Deux vins rouges ont suivi. Le premier, Haute-Combe 2015, à base majoritairement de Gamay (le cépage vedette du Beaujolais) présente une robe rubis assez pâle, un nez de fruits rouges à dominante cerise et de poivre rose. La bouche est fidèle au nez, tout en légèreté, nette et franche, mais peu charnue. Vin gouleyant pourrait-on dire.

Le second, le Côte d’Ardoise 2015, presque entièrement issu du cépage Maréchal Foch présente une robe plus soutenue, des arômes francs de fruits rouges, surtout de cassis et une discrète note boisée. En bouche, il se démarque du précédent par le caractère affirmé de son attaque, le fruit plus généreux et un bel équilibre malgré des tannins bien présents. Sans conteste, le plus costaud de la famille « côte-ardoisienne ».

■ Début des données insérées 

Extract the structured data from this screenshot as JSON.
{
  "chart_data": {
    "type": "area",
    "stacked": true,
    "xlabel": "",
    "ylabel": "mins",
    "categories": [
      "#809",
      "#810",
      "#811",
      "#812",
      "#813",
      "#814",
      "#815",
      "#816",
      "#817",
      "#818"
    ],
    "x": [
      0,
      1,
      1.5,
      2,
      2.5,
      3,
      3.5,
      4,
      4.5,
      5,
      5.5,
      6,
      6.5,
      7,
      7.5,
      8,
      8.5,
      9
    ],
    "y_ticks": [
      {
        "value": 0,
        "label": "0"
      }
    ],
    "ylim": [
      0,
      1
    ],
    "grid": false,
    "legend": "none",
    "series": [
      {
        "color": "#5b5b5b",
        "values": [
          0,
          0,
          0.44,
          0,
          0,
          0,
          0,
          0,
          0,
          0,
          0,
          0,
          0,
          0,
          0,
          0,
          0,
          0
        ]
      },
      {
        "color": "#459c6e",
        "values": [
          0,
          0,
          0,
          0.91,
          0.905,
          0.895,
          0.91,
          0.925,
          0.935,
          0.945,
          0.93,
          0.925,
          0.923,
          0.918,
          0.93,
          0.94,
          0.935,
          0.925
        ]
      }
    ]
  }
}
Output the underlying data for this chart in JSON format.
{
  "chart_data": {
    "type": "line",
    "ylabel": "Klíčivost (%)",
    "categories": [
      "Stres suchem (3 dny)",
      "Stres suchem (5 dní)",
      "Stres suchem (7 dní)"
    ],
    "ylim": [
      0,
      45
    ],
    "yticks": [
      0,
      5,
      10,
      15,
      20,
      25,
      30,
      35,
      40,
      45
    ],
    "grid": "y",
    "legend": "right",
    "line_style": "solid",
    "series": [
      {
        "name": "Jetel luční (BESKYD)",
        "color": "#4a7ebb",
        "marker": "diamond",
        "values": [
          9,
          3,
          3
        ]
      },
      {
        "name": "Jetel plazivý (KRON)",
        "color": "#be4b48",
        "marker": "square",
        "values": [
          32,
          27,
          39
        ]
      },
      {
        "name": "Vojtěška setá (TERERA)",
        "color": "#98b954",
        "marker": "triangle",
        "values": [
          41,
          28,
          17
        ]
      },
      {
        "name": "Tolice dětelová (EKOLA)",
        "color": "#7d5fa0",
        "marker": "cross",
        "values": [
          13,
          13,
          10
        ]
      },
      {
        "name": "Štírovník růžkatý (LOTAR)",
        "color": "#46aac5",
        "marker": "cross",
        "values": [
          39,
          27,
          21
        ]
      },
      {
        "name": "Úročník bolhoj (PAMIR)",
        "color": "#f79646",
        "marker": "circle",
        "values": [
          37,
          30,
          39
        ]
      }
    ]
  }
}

Enfin, quelques mots sur les deux cidres du domaine, le CidrO2 et La Pomelière, des cidres qui titrent respectivement 7 et 8 degrés d’alcool. Le premier est un cidre pétillant et le second, un cidre de glace. Des contrastes absolus autant à la robe qu’au goût. Les deux peuvent plaire séparément, mais notre coup de cœur nous est venu de la proposition faite par notre hôtesse de procéder à un petit mariage : quelques gouttes du liquoreux dans le pétillant, et le tour était joué. Un genre de kir surprenant, inusité, que l’on peut doser selon son goût personnel, d’une impeccable fraîcheur. Une finale presque « royale ».